10. There is another aspect to the case insofar as the respondents' learned Counsel has filed before us statement of objections filed by the Corporation in W.P. No. 22713 of 1993 and it is true that in this case the Corporation has virtually equated the expression 'choultry' with that of 'kalyana mantap'. Mr. Holla's submission is that a public body cannot be allowed to adopt conflicting contentions before different Courts and in different proceedings and that there is required to be a level of consistency which includes defence in judicial proceedings and he submits that the Corporation is bound by the stand adopted by it in the earlier proceedings. Mr. Holla has almost equated the Corporation's position with a situation in which the bar of legal estoppel is being pleaded against the body. The appellants' learned Counsel submitted that the case in which those contentions were taken up related to a dispute under Section 343 of the Karnataka Municipal Corporations Act wherein the question arose as to whether in the case of a kalyana mantap a licence is required or not because catering activity or in other words, serving of food and drink is part of the celebration. His submission was that some stray submissions that were made in another proceeding cannot fetter the legal defence which the Corporation is eligible to plead in this case and we need to record that this position is correct insofar as there can be no estoppel in law against the Corporation in a situation such as the present one.

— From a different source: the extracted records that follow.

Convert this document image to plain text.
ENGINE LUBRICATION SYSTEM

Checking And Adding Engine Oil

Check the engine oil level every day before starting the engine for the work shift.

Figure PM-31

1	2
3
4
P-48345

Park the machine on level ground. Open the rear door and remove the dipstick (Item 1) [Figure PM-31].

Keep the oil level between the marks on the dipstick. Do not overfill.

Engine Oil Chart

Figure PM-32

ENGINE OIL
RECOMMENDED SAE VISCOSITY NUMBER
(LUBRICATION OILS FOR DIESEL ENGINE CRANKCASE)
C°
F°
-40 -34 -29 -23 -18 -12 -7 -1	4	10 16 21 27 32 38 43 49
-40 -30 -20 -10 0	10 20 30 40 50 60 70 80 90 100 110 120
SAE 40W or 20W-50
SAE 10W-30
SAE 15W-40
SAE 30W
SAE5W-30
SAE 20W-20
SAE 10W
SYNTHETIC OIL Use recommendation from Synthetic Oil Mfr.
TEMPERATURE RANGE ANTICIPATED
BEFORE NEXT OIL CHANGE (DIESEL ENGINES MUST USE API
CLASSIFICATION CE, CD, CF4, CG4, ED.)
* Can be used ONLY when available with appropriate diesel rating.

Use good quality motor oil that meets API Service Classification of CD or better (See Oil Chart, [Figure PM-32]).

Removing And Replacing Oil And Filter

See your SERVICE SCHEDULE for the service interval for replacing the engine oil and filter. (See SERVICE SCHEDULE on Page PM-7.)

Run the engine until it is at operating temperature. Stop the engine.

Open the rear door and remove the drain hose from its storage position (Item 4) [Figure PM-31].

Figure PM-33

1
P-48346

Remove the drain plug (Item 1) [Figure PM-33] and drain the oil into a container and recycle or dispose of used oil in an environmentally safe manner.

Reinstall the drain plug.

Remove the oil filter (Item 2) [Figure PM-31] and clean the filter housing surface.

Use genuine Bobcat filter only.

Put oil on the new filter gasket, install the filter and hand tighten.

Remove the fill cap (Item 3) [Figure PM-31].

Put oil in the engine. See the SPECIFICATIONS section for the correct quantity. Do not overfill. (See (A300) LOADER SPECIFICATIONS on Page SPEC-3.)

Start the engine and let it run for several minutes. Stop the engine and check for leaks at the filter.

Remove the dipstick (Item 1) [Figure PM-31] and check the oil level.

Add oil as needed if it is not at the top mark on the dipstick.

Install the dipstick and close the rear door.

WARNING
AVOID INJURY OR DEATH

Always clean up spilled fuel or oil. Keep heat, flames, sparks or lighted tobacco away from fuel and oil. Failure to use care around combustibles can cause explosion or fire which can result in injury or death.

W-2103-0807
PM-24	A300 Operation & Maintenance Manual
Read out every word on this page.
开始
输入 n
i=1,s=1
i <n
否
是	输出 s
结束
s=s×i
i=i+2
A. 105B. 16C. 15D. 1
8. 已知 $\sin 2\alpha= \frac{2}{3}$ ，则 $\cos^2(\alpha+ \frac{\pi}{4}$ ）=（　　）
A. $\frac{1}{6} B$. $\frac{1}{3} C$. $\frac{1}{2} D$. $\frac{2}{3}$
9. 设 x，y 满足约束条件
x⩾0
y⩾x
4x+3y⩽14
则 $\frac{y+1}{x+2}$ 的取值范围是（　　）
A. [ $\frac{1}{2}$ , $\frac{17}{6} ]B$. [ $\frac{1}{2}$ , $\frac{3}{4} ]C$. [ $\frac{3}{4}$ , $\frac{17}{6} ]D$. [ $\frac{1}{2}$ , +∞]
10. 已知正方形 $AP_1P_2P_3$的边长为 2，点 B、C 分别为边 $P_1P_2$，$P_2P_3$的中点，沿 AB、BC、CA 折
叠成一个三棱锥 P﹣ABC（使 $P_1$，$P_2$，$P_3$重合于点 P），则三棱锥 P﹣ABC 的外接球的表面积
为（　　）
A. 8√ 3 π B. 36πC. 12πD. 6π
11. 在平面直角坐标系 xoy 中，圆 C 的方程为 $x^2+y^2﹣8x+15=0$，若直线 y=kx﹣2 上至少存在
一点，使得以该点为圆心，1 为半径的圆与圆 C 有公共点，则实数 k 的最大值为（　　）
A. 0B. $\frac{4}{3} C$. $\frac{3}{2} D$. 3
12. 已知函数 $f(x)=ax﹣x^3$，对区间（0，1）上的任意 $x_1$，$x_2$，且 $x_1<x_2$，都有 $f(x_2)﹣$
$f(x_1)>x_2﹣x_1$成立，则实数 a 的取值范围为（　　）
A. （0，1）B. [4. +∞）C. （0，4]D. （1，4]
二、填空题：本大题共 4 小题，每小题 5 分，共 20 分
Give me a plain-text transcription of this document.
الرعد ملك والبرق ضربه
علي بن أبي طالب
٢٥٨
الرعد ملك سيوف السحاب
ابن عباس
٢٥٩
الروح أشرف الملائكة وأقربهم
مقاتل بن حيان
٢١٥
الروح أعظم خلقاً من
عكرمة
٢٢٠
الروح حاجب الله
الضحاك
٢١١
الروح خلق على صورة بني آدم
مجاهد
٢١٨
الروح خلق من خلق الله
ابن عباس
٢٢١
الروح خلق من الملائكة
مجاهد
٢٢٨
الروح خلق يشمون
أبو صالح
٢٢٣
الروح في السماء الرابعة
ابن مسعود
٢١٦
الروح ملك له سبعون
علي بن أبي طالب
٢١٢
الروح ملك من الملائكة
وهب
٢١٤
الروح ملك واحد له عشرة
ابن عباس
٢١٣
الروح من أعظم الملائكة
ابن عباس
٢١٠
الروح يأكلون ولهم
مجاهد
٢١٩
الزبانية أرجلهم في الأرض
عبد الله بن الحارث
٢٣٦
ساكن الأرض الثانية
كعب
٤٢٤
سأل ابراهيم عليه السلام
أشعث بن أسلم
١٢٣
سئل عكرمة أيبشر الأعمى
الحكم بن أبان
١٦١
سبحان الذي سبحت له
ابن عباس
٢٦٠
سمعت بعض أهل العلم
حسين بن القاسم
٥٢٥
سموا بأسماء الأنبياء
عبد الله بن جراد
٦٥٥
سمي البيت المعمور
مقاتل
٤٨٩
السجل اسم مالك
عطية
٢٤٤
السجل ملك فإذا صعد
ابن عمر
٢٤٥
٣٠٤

It matters little as to what was the submission canvassed either orally or in writing in that case because the function of this Court is limited to considering the legal validity and tenability of the arguments canvassed before us de hors what is taken up in any other proceeding and having done so, we have absolutely no hesitation in holding that a choultry cannot even for the remotest of reasons be legally equated with a kalyana mantap or a kalyana mandir. The appellants learned Counsel is perfectly justified in having assailed the findings recorded by the learned Single Judge and in our considered view he is equally justified in pointing out that these findings in the present proceedings would virtually open the flood gates and result in very serious loss of revenue to the Corporation if this principle is to be extended to all other cases.

11. We have carefully reviewed the record before us and we have also reconsidered the line of reasoning and the conclusions reflected in the impugned order dated 1-4-1999. Having done so, in our considered view, it is essential that the order be set aside in its entirety. The findings of the Taxation and Appeal Committee of the Corporation in the order dated 5-3-1990 are upheld. The appeal succeeds and stands disposed of. In the circumstances of the case, there shall be no order as to costs.

12. The respondents' learned Counsel has requested for stay of this order for a period of six weeks. The application is granted.